Pretty much anybody who considers her/himself an artist has been asked to do pro bono work by a friend or family member, another artist, or somebody representing a business or larger production. The act of asking for free art isn’t what’s wrong here–there are scenarios in which this is perfectly appropriate–the problem is when there is a budget but art isn’t accounted for, even when deemed necessary to the success of the production. Event organizers need to understand that if they require professional art for their event (off of which they intend to profit), the artist needs to be paid.
Common misconception: The vast majority of musicians/photographers/graphic designers/etc. are hobbyists who have loads of free time in which to leisurely pursue their artsy-fartsy trade.
Fact: There are many amateur artists. However, if the expectation is one of professional-quality art, it needs to be funded accordingly, especially for an event that is generating money.
In my personal experience, drama productions tend to have issues with budgeting money to pay musicians. Don’t get me wrong, I’ve had some fantastic experiences with theater companies (most notably the Walking Shadow Theatre Co.), and I love actors/directors/dancers/stage managers/lighting technicians/etc. The problem is that, since the people managing the finances/organization of drama productions are almost exclusively actors/directors who focus the vast majority of their energy on casting and figuring out how to pay the best actors/dancers possible, musicians are frequently hired as an afterthought. And once they’ve got a killer cast, dependable tech crew and a rockin’ venue, there’s nothing left to pay the musicians. I totally get it, and I respect that kind of dedication to one’s art, but an artist is an artist and we’re all in this together… right? We’re all the same kind of crazy for wanting to do art for a living, and in order to eat we all need to get paid living wages. Now, it’s worth noting that it’s hard to pay anybody living wages off of the revenue generated by small theater productions, so oftentimes everyone is starving, which somehow makes it okay. Not that it’s okay to starve… but you know what I mean.

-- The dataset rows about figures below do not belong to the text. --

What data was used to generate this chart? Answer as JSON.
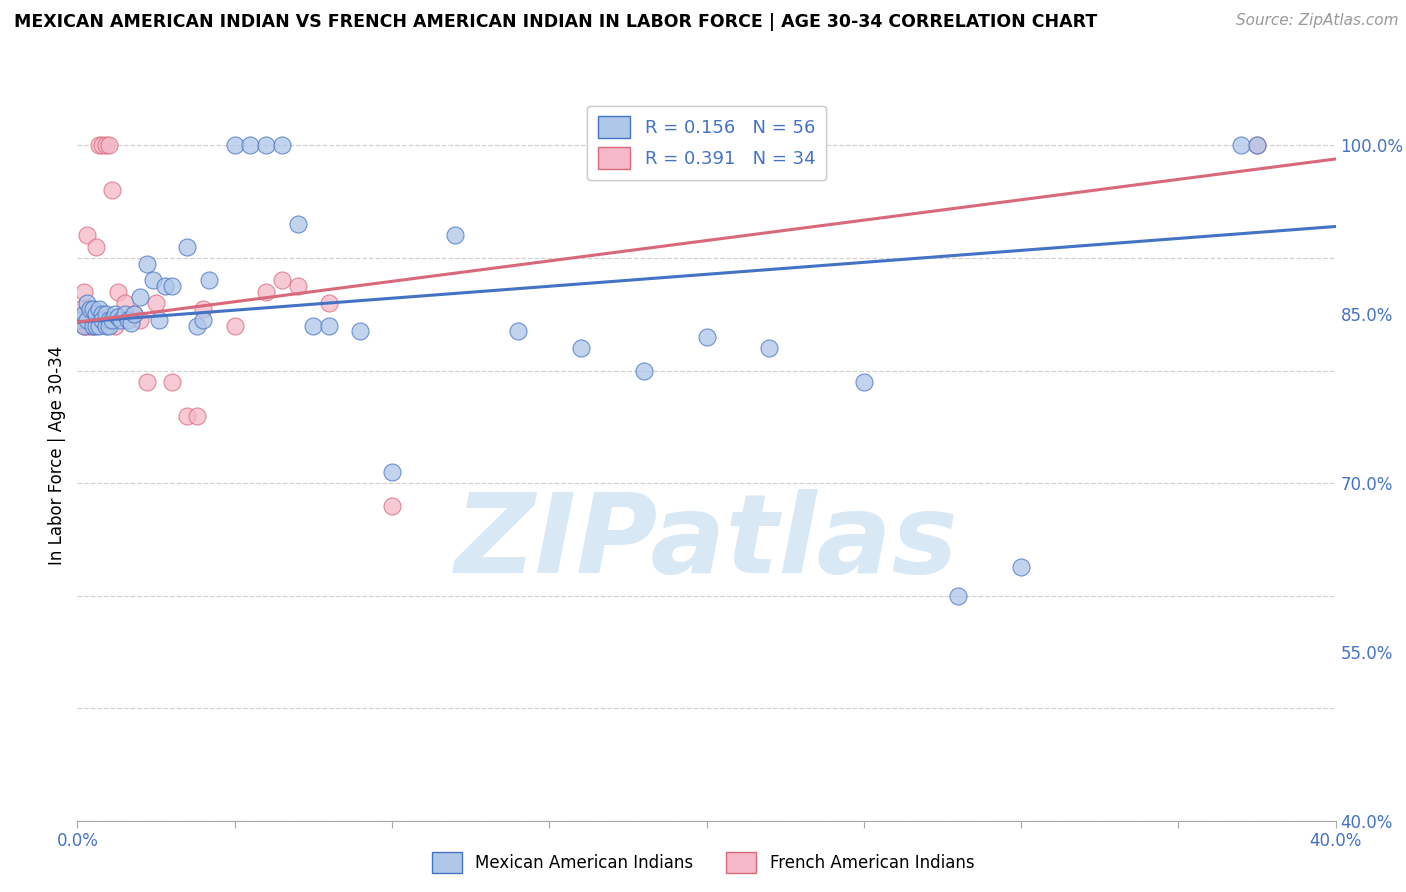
{
  "title": "MEXICAN AMERICAN INDIAN VS FRENCH AMERICAN INDIAN IN LABOR FORCE | AGE 30-34 CORRELATION CHART",
  "source": "Source: ZipAtlas.com",
  "ylabel": "In Labor Force | Age 30-34",
  "xlim": [
    0.0,
    0.4
  ],
  "ylim": [
    0.4,
    1.05
  ],
  "xticks": [
    0.0,
    0.05,
    0.1,
    0.15,
    0.2,
    0.25,
    0.3,
    0.35,
    0.4
  ],
  "xtick_labels": [
    "0.0%",
    "",
    "",
    "",
    "",
    "",
    "",
    "",
    "40.0%"
  ],
  "yticks": [
    0.4,
    0.55,
    0.7,
    0.85,
    1.0
  ],
  "ytick_labels": [
    "40.0%",
    "55.0%",
    "70.0%",
    "85.0%",
    "100.0%"
  ],
  "blue_R": 0.156,
  "blue_N": 56,
  "pink_R": 0.391,
  "pink_N": 34,
  "blue_label": "Mexican American Indians",
  "pink_label": "French American Indians",
  "blue_color": "#aec6e8",
  "pink_color": "#f5b8c8",
  "blue_line_color": "#4472c4",
  "pink_line_color": "#d9687a",
  "axis_color": "#4472c4",
  "grid_color": "#cccccc",
  "watermark": "ZIPatlas",
  "watermark_color": "#d8e8f5",
  "blue_x": [
    0.001,
    0.002,
    0.002,
    0.003,
    0.003,
    0.004,
    0.005,
    0.005,
    0.006,
    0.006,
    0.007,
    0.007,
    0.008,
    0.008,
    0.009,
    0.009,
    0.01,
    0.01,
    0.011,
    0.012,
    0.013,
    0.014,
    0.015,
    0.016,
    0.017,
    0.018,
    0.02,
    0.022,
    0.024,
    0.026,
    0.028,
    0.03,
    0.035,
    0.038,
    0.04,
    0.042,
    0.05,
    0.055,
    0.06,
    0.065,
    0.07,
    0.075,
    0.08,
    0.09,
    0.1,
    0.12,
    0.14,
    0.16,
    0.18,
    0.2,
    0.22,
    0.25,
    0.28,
    0.3,
    0.37,
    0.375
  ],
  "blue_y": [
    0.845,
    0.84,
    0.85,
    0.845,
    0.86,
    0.855,
    0.84,
    0.855,
    0.85,
    0.84,
    0.84,
    0.855,
    0.85,
    0.845,
    0.84,
    0.85,
    0.845,
    0.84,
    0.845,
    0.85,
    0.848,
    0.845,
    0.85,
    0.845,
    0.842,
    0.85,
    0.865,
    0.895,
    0.88,
    0.845,
    0.875,
    0.875,
    0.91,
    0.84,
    0.845,
    0.88,
    1.0,
    1.0,
    1.0,
    1.0,
    0.93,
    0.84,
    0.84,
    0.835,
    0.71,
    0.92,
    0.835,
    0.82,
    0.8,
    0.83,
    0.82,
    0.79,
    0.6,
    0.625,
    1.0,
    1.0
  ],
  "pink_x": [
    0.001,
    0.001,
    0.002,
    0.002,
    0.003,
    0.003,
    0.004,
    0.004,
    0.005,
    0.005,
    0.006,
    0.007,
    0.008,
    0.009,
    0.01,
    0.011,
    0.012,
    0.013,
    0.015,
    0.018,
    0.02,
    0.022,
    0.025,
    0.03,
    0.035,
    0.038,
    0.04,
    0.05,
    0.06,
    0.065,
    0.07,
    0.08,
    0.1,
    0.375
  ],
  "pink_y": [
    0.845,
    0.855,
    0.84,
    0.87,
    0.84,
    0.92,
    0.84,
    0.85,
    0.84,
    0.85,
    0.91,
    1.0,
    1.0,
    1.0,
    1.0,
    0.96,
    0.84,
    0.87,
    0.86,
    0.85,
    0.845,
    0.79,
    0.86,
    0.79,
    0.76,
    0.76,
    0.855,
    0.84,
    0.87,
    0.88,
    0.875,
    0.86,
    0.68,
    1.0
  ],
  "blue_trend_x": [
    0.0,
    0.4
  ],
  "blue_trend_y": [
    0.843,
    0.928
  ],
  "pink_trend_x": [
    0.0,
    0.4
  ],
  "pink_trend_y": [
    0.843,
    0.988
  ]
}
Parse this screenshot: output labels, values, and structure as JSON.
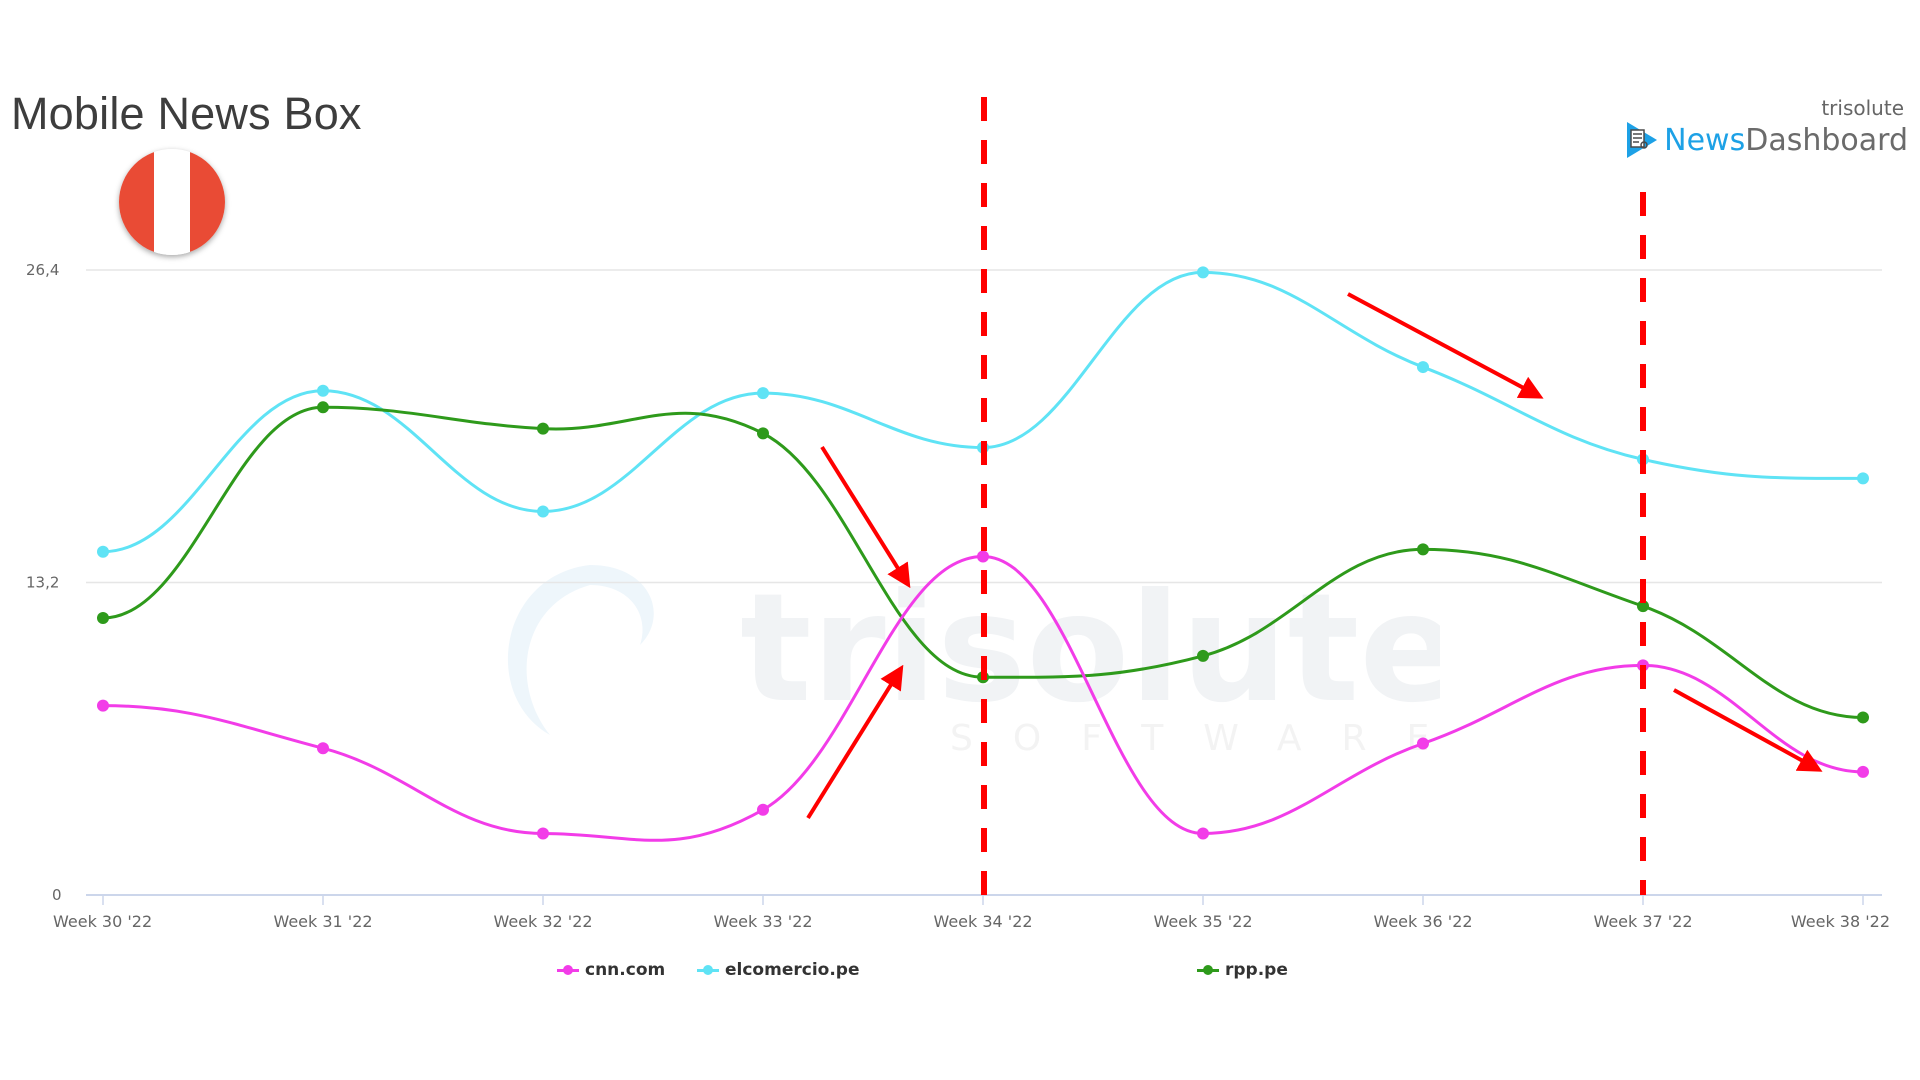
{
  "header": {
    "title": "Mobile News Box",
    "country_flag": {
      "name": "peru-flag",
      "colors": [
        "#e94b35",
        "#ffffff",
        "#e94b35"
      ]
    }
  },
  "logo": {
    "brand_small": "trisolute",
    "brand_news": "News",
    "brand_dashboard": "Dashboard",
    "icon": "news-document-play-icon"
  },
  "watermark": {
    "text": "trisolute",
    "subtext": "SOFTWARE"
  },
  "chart_data": {
    "type": "line",
    "title": "Mobile News Box",
    "xlabel": "",
    "ylabel": "",
    "categories": [
      "Week 30 '22",
      "Week 31 '22",
      "Week 32 '22",
      "Week 33 '22",
      "Week 34 '22",
      "Week 35 '22",
      "Week 36 '22",
      "Week 37 '22",
      "Week 38 '22"
    ],
    "y_ticks": [
      "0",
      "13,2",
      "26,4"
    ],
    "ylim": [
      0,
      26.4
    ],
    "grid": true,
    "legend_position": "bottom",
    "series": [
      {
        "name": "cnn.com",
        "color": "#f23ce8",
        "values": [
          8.0,
          6.2,
          2.6,
          3.6,
          14.3,
          2.6,
          6.4,
          9.7,
          5.2
        ]
      },
      {
        "name": "elcomercio.pe",
        "color": "#5fe3f5",
        "values": [
          14.5,
          21.3,
          16.2,
          21.2,
          18.9,
          26.3,
          22.3,
          18.4,
          17.6
        ]
      },
      {
        "name": "rpp.pe",
        "color": "#2e9a1b",
        "values": [
          11.7,
          20.6,
          19.7,
          19.5,
          9.2,
          10.1,
          14.6,
          12.2,
          7.5
        ]
      }
    ],
    "annotations": {
      "vertical_dashed_lines": [
        {
          "at": "Week 34 '22",
          "color": "#ff0000"
        },
        {
          "at": "Week 37 '22",
          "color": "#ff0000"
        }
      ],
      "arrows": [
        {
          "direction": "down",
          "near": "rpp.pe Week 33-34 drop",
          "color": "#ff0000"
        },
        {
          "direction": "up",
          "near": "cnn.com Week 33-34 rise",
          "color": "#ff0000"
        },
        {
          "direction": "down",
          "near": "elcomercio.pe Week 36-37 decline",
          "color": "#ff0000"
        },
        {
          "direction": "down",
          "near": "cnn.com Week 37-38 decline",
          "color": "#ff0000"
        }
      ]
    }
  },
  "legend": [
    {
      "label": "cnn.com",
      "color": "#f23ce8"
    },
    {
      "label": "elcomercio.pe",
      "color": "#5fe3f5"
    },
    {
      "label": "rpp.pe",
      "color": "#2e9a1b"
    }
  ]
}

A unique approach to procuring pro bono work is the “performance opportunity,” where someone extends an invitation to participate in their production, the only compensation for which is the great exposure it will afford you. Sometimes, if exposure is what you’re after and you can afford the time commitment, these gigs can be great–but only if it means that the time/effort that would/should have been invested in procuring the funds to pay you is still available for promoting/appreciating you. This is a different kind of budgeting, but not necessarily less meaningful. When somebody goes out of their way to publicly show genuine appreciation, it’s worth a whole hell-of-a-lot, on both professional and spiritual levels. But it can be hard to tell going into a gig if you’ll be treated well, which requires a rather well-developed judge of character (and there’s a damn steep learning curve).
Here are some very effective techniques that one can use to increase the chance that he/she will be afforded this kind of non-monetary compensation, all of which fall under the ‘good person’ heading:
- Be genuine
- Do your best
- Treat others with respect
- Collaborate as much as you damn can
- Project confidence!
By no means do I always act this way, but in the situations where I have, there’s always been somebody there to notice and go out of the way to make sure I feel appreciated. And I’d like to propose that, as artists, it’s our responsibility to be that person going out of the way for our peers, whenever the opportunity arises, because that’s a big part of what the scene is all about. Let’s not just budget money to pay fellow musicians, but set aside time/energy and genuine thoughtfulness, and even some love. I’m lucky enough to be part of an incredibly supportive arts community here in the Twin Cities, and everything I know about how this should work is based off of the many inspiring interactions I’ve had with some amazing individuals, and y’all know who you are.